18 April, 10 pm – Schaubühne Lindenfels – € 6,5 (5,5 red.)


Trailer

The Watermelon Woman (USA 1996, Cheryl Dunye)

USA 1996, D: Cheryl Dunye, A: Cheryl Dunye, Guinevere Turner, Valarie Walker, Cheryl Clarke, Sarah Schulman, Camille Paglia, Brian Freeman, 90′, Englisch version, DCP

Philadelphia in the 1990s. Cheryl and Tamara are part of the city’s black lesbian community and earn their money in a video store. Meanwhile, Cheryl tries to get started as a filmmaker and begins shooting a documentary. Having set her mind on making a film about the attractive “Watermelon Woman” – a supporting actress in many flicks from the 1930s and 40s, to be found only under this name in the closing credits – she starts her research. Spheres begin to intertwine increasingly: alongside the mainplot relating to Cheryl’s love life and friendships, pseudo-documental interviews reveal more and more about the so-called “Watermelon Woman“, whose life has some parallels in store with the protagonist’s. Dunye’s film meets fictive documentary with a fictional film atmosphere and creates an amusing and non-conformally enacted political inventory of the multilayered connection of sexuality, class and skin colour.
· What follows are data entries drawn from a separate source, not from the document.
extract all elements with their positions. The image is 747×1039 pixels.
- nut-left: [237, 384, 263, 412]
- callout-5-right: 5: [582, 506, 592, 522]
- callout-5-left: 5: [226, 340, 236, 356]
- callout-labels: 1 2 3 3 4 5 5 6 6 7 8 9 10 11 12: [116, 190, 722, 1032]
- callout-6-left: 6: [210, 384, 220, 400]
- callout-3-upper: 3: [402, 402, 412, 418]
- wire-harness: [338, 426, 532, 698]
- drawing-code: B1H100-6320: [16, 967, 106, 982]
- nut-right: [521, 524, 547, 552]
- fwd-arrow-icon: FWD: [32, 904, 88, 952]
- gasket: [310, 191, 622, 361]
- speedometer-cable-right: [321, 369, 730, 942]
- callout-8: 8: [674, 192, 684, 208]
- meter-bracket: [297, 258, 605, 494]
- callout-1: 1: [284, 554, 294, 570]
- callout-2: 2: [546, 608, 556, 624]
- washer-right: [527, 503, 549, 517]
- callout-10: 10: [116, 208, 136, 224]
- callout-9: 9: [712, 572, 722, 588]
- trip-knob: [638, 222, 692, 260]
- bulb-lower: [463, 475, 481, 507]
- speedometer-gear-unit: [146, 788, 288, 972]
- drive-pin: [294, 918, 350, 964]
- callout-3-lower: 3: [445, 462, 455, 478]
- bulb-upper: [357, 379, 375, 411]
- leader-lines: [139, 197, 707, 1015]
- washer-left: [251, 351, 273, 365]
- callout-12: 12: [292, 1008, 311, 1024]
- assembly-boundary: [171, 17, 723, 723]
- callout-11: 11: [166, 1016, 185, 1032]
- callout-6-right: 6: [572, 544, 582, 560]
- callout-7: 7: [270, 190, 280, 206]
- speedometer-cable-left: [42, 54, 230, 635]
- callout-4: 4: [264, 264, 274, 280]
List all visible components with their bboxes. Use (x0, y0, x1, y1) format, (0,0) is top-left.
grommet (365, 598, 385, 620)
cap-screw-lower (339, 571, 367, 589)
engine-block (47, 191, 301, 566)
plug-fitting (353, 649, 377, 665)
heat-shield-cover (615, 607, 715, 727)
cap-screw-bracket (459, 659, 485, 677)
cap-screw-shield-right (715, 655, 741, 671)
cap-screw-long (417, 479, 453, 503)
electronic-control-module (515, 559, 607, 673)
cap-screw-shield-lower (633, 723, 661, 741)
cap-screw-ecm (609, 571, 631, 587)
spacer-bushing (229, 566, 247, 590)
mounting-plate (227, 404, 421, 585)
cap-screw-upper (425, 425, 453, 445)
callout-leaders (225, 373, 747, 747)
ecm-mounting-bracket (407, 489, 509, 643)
The fictional character behind “Watermelon Woman“ was specifiically created for the production of the film by Cheryl Dunye and Zoe Leonard, including an accompanying photographic archive of the invented Fae Richards, an Afro-American actress who lived in the early 20th century and was known for her commitment in the civil rights movement. Dunye ascribes her fabrication of a life story to the shortcoming of information in real life: “The Watermelon Woman came from the real lack of any information about the lesbian and film history of African-American women. Since it wasn’t happening, I invented it.” (Cheryl Dunye).

19 April, 8 pm – Schaubühne Lindenfels – € 6,5 (5,5 red.)


On the same day at 7 pm, there will be a lecture by Natascha Frankenberger at Schaubühne Lindenfels dealing with working methods of Dunye’s and Leonard’s project besides other examples and aspects of queer counter-archives and activist visualization of marginalized artists and their ways of living.